Knockdown of Slfn5 alleviates lipopolysaccharide-induced pneumonia by regulating Janus kinase/signal transduction and activator of transcription pathway.

Abstract

In recent years, the incidence of pneumonia has been increasing, which is the main cause of death and morbidity of children and the elderly in the world. Slfn5 is implicated in multiple cancers, and Slfn5 promotes epithelial-mesenchymal transition and metastasis in lung cancer. However, the influences of Slfn5 in pneumonia have not yet been completely cleared. Herein, we aimed to explore the underlying effects and regulatory mechanisms of Slfn5 in lipopolysaccharide (LPS)-induced pneumonia in mice and A549 cells.
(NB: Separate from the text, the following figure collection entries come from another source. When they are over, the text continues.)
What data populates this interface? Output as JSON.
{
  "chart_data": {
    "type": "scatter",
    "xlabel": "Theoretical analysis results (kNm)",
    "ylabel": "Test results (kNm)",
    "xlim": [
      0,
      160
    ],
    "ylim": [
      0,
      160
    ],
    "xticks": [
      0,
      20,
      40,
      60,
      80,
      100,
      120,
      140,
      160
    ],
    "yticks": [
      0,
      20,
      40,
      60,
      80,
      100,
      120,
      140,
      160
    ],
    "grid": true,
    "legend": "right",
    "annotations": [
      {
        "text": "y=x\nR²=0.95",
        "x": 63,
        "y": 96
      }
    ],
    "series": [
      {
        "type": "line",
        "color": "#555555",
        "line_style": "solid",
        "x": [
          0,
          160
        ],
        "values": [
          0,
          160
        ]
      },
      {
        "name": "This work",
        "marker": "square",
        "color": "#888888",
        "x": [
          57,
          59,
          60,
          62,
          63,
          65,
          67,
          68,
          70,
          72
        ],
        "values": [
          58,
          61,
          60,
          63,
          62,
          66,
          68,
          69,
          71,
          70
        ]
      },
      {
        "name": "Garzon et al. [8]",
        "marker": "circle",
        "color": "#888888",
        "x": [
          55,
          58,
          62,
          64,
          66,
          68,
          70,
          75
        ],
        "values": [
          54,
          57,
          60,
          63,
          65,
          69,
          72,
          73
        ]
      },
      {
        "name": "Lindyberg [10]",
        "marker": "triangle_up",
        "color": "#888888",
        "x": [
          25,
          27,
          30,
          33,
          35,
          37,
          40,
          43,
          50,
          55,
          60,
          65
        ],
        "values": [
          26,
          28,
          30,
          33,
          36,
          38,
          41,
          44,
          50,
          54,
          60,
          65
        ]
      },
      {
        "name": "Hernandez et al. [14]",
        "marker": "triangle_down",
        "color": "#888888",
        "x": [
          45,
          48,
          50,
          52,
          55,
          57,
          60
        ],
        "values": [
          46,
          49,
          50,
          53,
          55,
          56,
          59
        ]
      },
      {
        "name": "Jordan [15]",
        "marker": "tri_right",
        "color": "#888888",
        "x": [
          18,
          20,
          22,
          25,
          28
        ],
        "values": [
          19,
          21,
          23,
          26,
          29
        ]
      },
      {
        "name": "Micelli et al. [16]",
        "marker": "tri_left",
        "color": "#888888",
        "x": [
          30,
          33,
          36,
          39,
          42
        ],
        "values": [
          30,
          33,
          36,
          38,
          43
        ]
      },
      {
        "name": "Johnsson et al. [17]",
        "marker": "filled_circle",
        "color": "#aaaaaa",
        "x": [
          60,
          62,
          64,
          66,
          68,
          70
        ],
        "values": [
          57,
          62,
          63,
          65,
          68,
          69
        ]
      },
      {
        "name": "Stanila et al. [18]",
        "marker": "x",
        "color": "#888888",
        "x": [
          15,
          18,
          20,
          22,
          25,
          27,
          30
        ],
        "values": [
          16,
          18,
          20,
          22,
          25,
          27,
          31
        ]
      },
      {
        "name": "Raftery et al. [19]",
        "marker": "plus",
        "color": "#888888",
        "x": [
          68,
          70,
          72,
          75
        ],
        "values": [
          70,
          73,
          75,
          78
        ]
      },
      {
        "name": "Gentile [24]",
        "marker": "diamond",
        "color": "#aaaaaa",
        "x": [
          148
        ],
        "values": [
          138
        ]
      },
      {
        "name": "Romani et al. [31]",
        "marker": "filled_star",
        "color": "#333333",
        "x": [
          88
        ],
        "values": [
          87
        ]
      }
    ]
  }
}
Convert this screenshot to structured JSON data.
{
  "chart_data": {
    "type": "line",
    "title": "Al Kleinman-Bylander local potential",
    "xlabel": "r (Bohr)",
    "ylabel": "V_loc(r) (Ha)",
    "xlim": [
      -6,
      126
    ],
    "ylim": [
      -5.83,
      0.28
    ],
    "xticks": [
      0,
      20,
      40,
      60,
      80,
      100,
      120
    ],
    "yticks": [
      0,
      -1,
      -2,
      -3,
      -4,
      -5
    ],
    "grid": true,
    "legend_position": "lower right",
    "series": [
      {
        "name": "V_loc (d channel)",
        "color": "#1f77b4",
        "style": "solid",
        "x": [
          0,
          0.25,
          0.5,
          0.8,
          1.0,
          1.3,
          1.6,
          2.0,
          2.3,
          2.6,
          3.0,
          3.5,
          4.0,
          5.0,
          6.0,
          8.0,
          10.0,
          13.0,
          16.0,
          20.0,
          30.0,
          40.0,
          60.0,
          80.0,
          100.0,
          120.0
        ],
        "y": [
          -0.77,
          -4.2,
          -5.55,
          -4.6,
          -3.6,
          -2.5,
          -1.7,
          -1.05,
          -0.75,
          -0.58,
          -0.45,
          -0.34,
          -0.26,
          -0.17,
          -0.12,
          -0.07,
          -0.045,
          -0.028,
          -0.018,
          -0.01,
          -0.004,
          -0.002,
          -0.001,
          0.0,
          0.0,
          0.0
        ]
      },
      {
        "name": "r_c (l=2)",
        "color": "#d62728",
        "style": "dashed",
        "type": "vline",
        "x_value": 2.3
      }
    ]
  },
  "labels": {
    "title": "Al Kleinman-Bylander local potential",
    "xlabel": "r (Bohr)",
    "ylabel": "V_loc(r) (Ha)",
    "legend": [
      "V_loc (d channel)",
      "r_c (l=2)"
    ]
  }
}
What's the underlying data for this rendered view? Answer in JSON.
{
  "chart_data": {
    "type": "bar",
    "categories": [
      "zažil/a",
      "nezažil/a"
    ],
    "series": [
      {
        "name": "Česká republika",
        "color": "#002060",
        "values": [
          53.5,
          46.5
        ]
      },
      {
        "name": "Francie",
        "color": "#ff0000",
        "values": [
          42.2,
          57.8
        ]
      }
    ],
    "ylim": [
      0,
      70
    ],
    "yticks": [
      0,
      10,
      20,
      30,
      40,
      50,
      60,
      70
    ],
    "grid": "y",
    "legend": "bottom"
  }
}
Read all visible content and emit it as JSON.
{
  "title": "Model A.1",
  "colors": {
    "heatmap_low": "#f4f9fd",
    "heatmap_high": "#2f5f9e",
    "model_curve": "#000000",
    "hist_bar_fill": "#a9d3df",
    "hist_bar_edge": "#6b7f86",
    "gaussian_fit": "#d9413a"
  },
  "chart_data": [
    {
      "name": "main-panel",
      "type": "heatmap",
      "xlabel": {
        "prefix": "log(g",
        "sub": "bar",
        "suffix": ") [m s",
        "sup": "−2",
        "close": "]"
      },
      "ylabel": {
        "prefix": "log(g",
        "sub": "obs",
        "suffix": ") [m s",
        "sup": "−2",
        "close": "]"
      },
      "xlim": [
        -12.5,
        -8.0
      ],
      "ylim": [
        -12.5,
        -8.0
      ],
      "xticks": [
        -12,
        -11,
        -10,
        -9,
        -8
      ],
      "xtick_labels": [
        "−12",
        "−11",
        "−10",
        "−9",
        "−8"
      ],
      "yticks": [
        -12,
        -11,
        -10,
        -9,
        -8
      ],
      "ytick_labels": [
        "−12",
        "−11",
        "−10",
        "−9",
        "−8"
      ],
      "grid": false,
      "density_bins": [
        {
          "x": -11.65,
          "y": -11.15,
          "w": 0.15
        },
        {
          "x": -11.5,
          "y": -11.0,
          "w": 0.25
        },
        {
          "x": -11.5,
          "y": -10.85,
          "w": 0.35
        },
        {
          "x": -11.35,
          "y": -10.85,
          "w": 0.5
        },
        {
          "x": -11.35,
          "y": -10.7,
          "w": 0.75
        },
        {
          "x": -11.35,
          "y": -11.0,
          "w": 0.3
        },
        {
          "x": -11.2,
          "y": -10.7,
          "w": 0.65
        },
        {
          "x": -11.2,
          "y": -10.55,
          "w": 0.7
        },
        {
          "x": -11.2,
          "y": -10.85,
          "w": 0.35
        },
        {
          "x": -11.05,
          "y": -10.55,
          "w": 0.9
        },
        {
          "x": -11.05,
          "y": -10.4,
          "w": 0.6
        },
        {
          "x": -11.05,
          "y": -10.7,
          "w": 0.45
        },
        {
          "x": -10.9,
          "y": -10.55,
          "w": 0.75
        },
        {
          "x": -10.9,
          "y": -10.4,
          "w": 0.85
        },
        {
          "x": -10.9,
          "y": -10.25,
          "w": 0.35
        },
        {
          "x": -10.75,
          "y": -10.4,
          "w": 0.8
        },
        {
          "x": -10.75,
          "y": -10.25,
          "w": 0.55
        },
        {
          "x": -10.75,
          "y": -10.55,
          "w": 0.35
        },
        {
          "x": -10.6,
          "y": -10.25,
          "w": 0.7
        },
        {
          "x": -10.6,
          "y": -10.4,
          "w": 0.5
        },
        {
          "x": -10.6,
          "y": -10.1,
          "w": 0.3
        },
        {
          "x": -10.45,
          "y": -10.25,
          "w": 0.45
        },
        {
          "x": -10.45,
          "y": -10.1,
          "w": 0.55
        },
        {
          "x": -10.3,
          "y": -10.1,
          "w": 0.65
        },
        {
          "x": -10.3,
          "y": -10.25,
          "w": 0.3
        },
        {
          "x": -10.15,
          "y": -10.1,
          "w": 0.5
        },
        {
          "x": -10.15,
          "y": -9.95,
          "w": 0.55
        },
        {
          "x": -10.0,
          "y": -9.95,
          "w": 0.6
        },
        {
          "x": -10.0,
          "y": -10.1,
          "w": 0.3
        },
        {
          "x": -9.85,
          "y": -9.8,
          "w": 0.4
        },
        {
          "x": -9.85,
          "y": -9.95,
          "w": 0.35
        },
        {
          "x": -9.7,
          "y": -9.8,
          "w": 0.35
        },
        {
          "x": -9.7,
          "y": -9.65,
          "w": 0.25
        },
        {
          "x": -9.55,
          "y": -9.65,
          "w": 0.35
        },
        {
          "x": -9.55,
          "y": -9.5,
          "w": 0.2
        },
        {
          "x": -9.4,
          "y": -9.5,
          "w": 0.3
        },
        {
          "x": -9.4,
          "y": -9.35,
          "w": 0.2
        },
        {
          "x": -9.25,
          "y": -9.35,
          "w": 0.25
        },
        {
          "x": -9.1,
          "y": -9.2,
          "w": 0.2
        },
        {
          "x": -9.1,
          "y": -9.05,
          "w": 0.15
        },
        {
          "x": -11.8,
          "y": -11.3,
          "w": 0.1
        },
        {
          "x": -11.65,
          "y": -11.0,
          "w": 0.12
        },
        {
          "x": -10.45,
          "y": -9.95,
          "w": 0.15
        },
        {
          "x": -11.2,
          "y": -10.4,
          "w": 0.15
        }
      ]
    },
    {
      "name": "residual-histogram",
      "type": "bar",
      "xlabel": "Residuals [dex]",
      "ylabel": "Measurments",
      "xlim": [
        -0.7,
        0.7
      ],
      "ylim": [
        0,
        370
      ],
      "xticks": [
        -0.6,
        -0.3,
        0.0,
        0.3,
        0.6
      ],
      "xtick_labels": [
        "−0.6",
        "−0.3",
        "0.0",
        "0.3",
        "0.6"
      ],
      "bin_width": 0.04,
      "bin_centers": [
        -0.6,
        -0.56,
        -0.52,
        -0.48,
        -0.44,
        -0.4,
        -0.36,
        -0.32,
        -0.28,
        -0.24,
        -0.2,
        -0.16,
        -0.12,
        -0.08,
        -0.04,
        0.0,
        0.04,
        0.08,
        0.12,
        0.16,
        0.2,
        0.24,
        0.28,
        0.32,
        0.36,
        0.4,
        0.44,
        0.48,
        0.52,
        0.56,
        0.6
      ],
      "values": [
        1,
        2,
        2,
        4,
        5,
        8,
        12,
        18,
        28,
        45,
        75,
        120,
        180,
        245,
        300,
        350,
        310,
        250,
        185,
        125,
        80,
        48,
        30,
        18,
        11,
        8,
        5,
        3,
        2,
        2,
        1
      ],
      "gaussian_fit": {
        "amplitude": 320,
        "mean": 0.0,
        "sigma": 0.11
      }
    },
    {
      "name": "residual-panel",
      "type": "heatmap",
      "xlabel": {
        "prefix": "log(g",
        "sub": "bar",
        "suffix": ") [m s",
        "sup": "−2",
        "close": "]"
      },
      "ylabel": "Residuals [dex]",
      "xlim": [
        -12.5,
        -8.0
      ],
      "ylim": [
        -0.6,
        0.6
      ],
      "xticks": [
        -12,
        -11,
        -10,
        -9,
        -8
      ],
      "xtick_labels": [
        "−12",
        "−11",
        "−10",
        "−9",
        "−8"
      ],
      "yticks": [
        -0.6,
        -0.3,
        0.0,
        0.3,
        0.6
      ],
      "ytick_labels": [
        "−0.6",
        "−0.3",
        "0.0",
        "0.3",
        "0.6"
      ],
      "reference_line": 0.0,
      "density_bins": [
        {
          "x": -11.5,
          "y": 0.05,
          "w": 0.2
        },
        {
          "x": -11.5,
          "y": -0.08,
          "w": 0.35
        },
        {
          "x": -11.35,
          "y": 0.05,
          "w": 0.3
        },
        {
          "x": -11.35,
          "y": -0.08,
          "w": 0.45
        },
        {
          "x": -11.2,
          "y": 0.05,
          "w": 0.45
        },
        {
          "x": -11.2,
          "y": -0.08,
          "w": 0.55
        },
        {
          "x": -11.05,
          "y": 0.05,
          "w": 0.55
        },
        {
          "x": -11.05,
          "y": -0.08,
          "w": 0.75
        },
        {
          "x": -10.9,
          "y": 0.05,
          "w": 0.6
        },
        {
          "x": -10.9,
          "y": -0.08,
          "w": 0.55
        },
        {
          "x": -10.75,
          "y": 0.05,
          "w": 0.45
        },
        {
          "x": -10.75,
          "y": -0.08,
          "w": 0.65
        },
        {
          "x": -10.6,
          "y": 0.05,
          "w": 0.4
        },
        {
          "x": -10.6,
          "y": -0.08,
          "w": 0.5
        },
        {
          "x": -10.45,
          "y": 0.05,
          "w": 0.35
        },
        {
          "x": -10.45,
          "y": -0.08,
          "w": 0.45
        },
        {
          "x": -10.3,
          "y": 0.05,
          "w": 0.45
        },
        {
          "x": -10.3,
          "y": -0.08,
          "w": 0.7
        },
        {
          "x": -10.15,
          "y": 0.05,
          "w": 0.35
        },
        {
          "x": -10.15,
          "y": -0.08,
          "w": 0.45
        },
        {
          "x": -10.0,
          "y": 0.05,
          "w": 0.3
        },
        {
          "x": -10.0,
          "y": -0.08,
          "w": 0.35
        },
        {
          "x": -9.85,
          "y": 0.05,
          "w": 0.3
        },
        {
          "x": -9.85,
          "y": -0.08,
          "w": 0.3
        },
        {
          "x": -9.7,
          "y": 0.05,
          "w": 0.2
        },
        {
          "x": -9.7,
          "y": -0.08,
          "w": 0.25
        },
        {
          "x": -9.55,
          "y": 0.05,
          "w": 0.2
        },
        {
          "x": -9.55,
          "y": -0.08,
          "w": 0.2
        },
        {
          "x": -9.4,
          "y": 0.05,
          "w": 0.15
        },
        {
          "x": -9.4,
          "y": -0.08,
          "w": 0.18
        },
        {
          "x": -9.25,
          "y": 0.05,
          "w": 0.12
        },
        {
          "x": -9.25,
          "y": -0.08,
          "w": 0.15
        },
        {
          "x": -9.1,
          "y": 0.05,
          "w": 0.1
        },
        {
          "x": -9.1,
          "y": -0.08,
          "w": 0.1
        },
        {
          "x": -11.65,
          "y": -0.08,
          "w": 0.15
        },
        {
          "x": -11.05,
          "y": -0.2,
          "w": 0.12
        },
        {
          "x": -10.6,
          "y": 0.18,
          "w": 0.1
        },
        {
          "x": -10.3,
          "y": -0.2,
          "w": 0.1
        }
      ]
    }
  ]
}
Mice were intratracheally administered 5 mg/kg LPS to construct pneumonia model. In vitro, A549 cells were treated with 10 µg/mL LPS to construct cellular pneumonia model. Slfn5 expression was detected using immunohistochemistry and western blotting. Haematoxylin and eosin staining, TUNEL (terminal deoxynucleotidyl transferasemediated deoxyuridine triphosphate‑biotin nick end‑labelling), and western blotting were performed to assess pathological injury and inflammation. MTT [3(4,5‑dimethyl‑2‑thiazolyl)‑2,5‑diphenyl‑2‑H‑tetrazolium bromide], flow cytometry, and enzyme-linked immunosorbent assay analysis were performed to analyze cell viability, apoptosis, and inflammation. Gene set enrichment analysis was performed to explore the mechanism of Slfn5 in pneumonia. Slfn5 expression was upregulated in LPS-induced pneumonia in mice and A549 cells. In mice, knockdown of Slfn5 weakened LPS-induced lung injury and inflammation and decreased the expression of p-JAK2, p-JAK3, and p-STAT3. In LPS-stimulated A549 cells, downregulation of Slfn5 expression increased and Slfn5 overexpression decreased cell viability. Downregulation of Slfn5 expression decreased and Slfn5 overexpression increased cell apoptosis, inflammation and the expression of p-JAK2, p-JAK3, and p-STAT3. AG490, an inhibitor of the JAK/STAT pathway, reversed the damaging effects of Slfn5 overexpression. In the LPS-induced pneumonia model, Slfn5 knockdown alleviated LPS-induced lung injury by regulating the JAK/STAT pathway.